Parts of Michigan were digging out from up to 30 inches of snow. Buffalo set records with more than 11 inches. Parts of Maine and Vermont were hit with a foot of snow as the system roared into its third day.
In Kansas alone at least six cities, including Wichita, set cold records for the date Tuesday. In Missouri, St. Louis dropped to 11 degrees, breaking a record that stood for more than 100 years.
In Michigan, the Eaton County Sheriff’s Office said two women, ages 81 and 64, and a 57-year-old man were killed Monday in a two-vehicle crash on snowy, icy roads.
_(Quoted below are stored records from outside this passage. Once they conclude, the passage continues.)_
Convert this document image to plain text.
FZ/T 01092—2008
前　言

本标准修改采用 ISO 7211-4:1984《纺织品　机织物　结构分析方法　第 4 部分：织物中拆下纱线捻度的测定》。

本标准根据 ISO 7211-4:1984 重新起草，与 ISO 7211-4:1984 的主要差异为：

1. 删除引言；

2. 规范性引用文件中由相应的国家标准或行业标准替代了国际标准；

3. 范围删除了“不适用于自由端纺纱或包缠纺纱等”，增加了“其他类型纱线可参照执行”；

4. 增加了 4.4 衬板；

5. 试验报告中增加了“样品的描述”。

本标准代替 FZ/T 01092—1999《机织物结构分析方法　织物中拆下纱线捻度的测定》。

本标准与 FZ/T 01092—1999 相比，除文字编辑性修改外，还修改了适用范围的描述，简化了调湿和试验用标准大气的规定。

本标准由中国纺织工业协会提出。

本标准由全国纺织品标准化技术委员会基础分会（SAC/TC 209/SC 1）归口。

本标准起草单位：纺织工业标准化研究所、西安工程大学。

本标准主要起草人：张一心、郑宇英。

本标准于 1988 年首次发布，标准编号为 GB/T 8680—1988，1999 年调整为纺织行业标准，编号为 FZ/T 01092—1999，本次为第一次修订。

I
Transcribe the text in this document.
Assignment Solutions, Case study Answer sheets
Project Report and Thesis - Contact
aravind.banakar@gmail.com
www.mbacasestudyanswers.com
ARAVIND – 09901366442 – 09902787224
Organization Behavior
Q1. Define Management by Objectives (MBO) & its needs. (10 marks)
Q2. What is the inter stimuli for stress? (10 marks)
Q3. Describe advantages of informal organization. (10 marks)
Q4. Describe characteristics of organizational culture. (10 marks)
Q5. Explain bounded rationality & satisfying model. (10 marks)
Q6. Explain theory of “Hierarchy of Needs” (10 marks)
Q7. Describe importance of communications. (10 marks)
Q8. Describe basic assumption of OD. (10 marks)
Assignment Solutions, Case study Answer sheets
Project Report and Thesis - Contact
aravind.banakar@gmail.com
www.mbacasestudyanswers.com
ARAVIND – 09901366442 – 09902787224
In Kansas, the Highway Patrol said an 8-year-old girl died in a three-vehicle wreck.
Authorities in Ohio were investigating two fatal wrecks on snowy roads, and a passenger bussed toppled on its side in Syracuse, New York, although no serious injuries were reported.
Record-challenging low temperatures were rolling across much of the nation. Single-digit temperatures descended on much of the Midwest, and drastically colder than normal temperatures stretched all the way to the Atlantic Coast.
Cristen Hamilton, a stay-at-home mom in Chicago’s northside neighborhood of Lakeview, had no problems with the early winter weather.
“I’m a transplant from Northern California, so I think it’s fantastic to have snow and clear skies and cold weather compared to fire and smoke and blackouts,” she said. “I’m very happy with Chicago at 20 degrees.”
Temperatures dipped into the low 20s in Atlanta and in Jackson, Mississippi. Similar numbers swept across the East Coast – New York, Philadelphia, Baltimore, Washington, D.C.
Many of these cities often see temperatures that low, just not very often two weeks before Thanksgiving, said AccuWeather meteorologist Tyler Roys.
“We will be challenging records everywhere,” he said.